목적, 마감, 결과, subtasks

Bi-LSTM 원리

💡

핵심 아이디어

Bi-LSTM은 입력 시퀀스를 두 방향(정방향, 역방향)으로 동시에 처리함으로써, 각 시점의 출력을 계산할 때 이전 정보(과거) 뿐만 아니라 이후 정보(미래)도 함께 고려함

구조

X = [x₁, x₂, x₃, x₄, x₅]

Bi-LSTM은 두 개의 LSTM을 사용

Forward LSTM (→)

입력 시퀀스를 정방향으로 처리

x₁ → x₂ → x₃ → x₄ → x₅

각 시점의 출력(hidden state)

h₁^→ = LSTM_forward(x₁)
h₂^→ = LSTM_forward(x₂)
h₃^→ = LSTM_forward(x₃)
h₄^→ = LSTM_forward(x₄)
h₅^→ = LSTM_forward(x₅)

Backward LSTM (←)

입력 시퀀스를 역방향으로 처리

x₅ → x₄ → x₃ → x₂ → x₁

입력은 뒤에서부터 처리되지만, 출력은 시간 순서대로 매핑

h₁^← = LSTM_backward(x₁)
h₂^← = LSTM_backward(x₂)
h₃^← = LSTM_backward(x₃)
h₄^← = LSTM_backward(x₄)
h₅^← = LSTM_backward(x₅)

시간 t에서의 bi-LSTM의 은닉 상태는 다음처럼 구성됨

h_t = [h_t || h_t]

|| 는 벡터 결합(concatenation) 연산

항목	단일 LSTM	Bi-LSTM
입력 시퀀스	T	T
출력 벡터 차원	hidden_size	2 x hidden_size
출력 텐서 shape	(T, hidden_size)	(T, 2 x hidden_size)
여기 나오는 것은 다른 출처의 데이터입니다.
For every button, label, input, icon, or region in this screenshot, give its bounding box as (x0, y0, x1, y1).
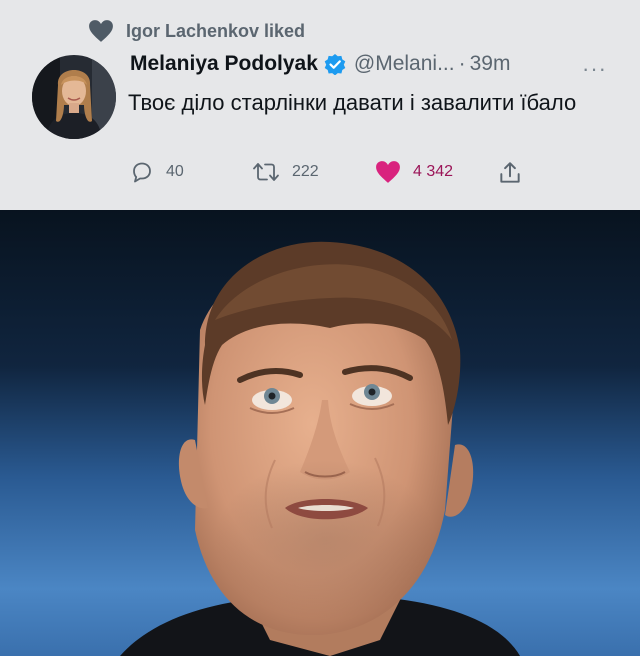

forward, backward 결과를 벡터 결합하기 때문에 출력의 수(T)는 동일하지만, 동일한 LSTM 성능을 유지하고 싶다면 hidden_size는 두 배 해야함

시각적 다이어그램

Input Sequence:  x₁       x₂       x₃      ...     x₁₂

Forward LSTM:    h₁^→ →  h₂^→ →  h₃^→  ...    h₁₂^→
Backward LSTM:   h₁^← ←  h₂^← ←  h₃^←  ...    h₁₂^←

Final Output:    h₁ = [h₁^→ ; h₁^←]
                 h₂ = [h₂^→ ; h₂^←]
                 ...
                 h₁₂ = [h₁₂^→ ; h₁₂^←]

Bi-LSTM + Attention 도입 시 기대되는 장점

높은 예측 정확도	Bi-LSTM은 과거 + 미래 맥락을 모두 활용하고 Attention은 유용한 정보에 집중함으로써, 두 기법의 상호 보완적 효과로 모델 정확도가 향상 논문에서 제안된 모델은 기존 단뱡항 LSTM 대비 오류율을 크게 감소시켰으며, 이는 미래 정보를 반영한 은닉표현과 중요 입력의 강조 덕분
일반화 성능 향상 및 오버피팅 완화	Attention 메커니즘은 불필요한 정보에 대한 가중치를 낮추고 핵심적인 입력에만 높은 가중치를 할당하기 때문에, 모델이 훈련 데이터의 잡음까지 암기하는 것을 막아줌 그 결과, 논문에서도 학습 오차와 테스트 오차의 차이가 크게 줄어들어(오버피팅 감소) 모델의 일반화 성능이 개선됨
학습 속도 향상 및 효율성	Attention을 통해 모델이 중요한 부분에 집중하여 학습함으로써 훈련 과정이 빨라지고 수렴이 빠르게 이루어지는 장점이 있음 논문에서도, attention을 추가한 모델은 더 적은 에폭으로 동일 성능에 도달하여 연산 비용을 절감했다고 보고함 Attention 레이어가 메모리 역할을 수행하여 LSTM이 모든 정보를 일렬로 압축해야하는 부담을 줄여주기 때문
모델 해석력 향상	Attention 가중치는 각 입력 시퀀스 요소의 중요도를 나타내므로, 어떤 요인이 운전자 행동에 영향을 주었는지를 해석할 수 있는 단서를 제공

LSTM 셀 구조

               ┌────────────┐
      x_t ────▶│            │
     h_{t-1}──▶│   LSTM     │──▶ h_t   (출력)
     c_{t-1}──▶│   Cell     │──▶ c_t   (업데이트된 셀 상태)
               └────────────┘

LSTM의 셀 개수는 시퀀스 길이와 같음

LSTM 셀 = LSTM이 하나의 시점 t를 처리하는 작은 모듈

→ bi-LSTM은 시퀀스 길이 T만큼의 forward 셀, backward 셀 각각 있으므로 시퀀스 길이의 2배만큼 셀이 있음

hidden state 크기

각 시점 t에서 LSTM이 출력하는 은닉 상태 $h_i$ 의 벡터 차원

예를 들어, hidden size=64이면, $h_t \in \mathbb{R}^{64}$ 이고, 전체 시퀀스 출력은 shape이 (T, 64)가 됨 (T: 시퀀스 길이)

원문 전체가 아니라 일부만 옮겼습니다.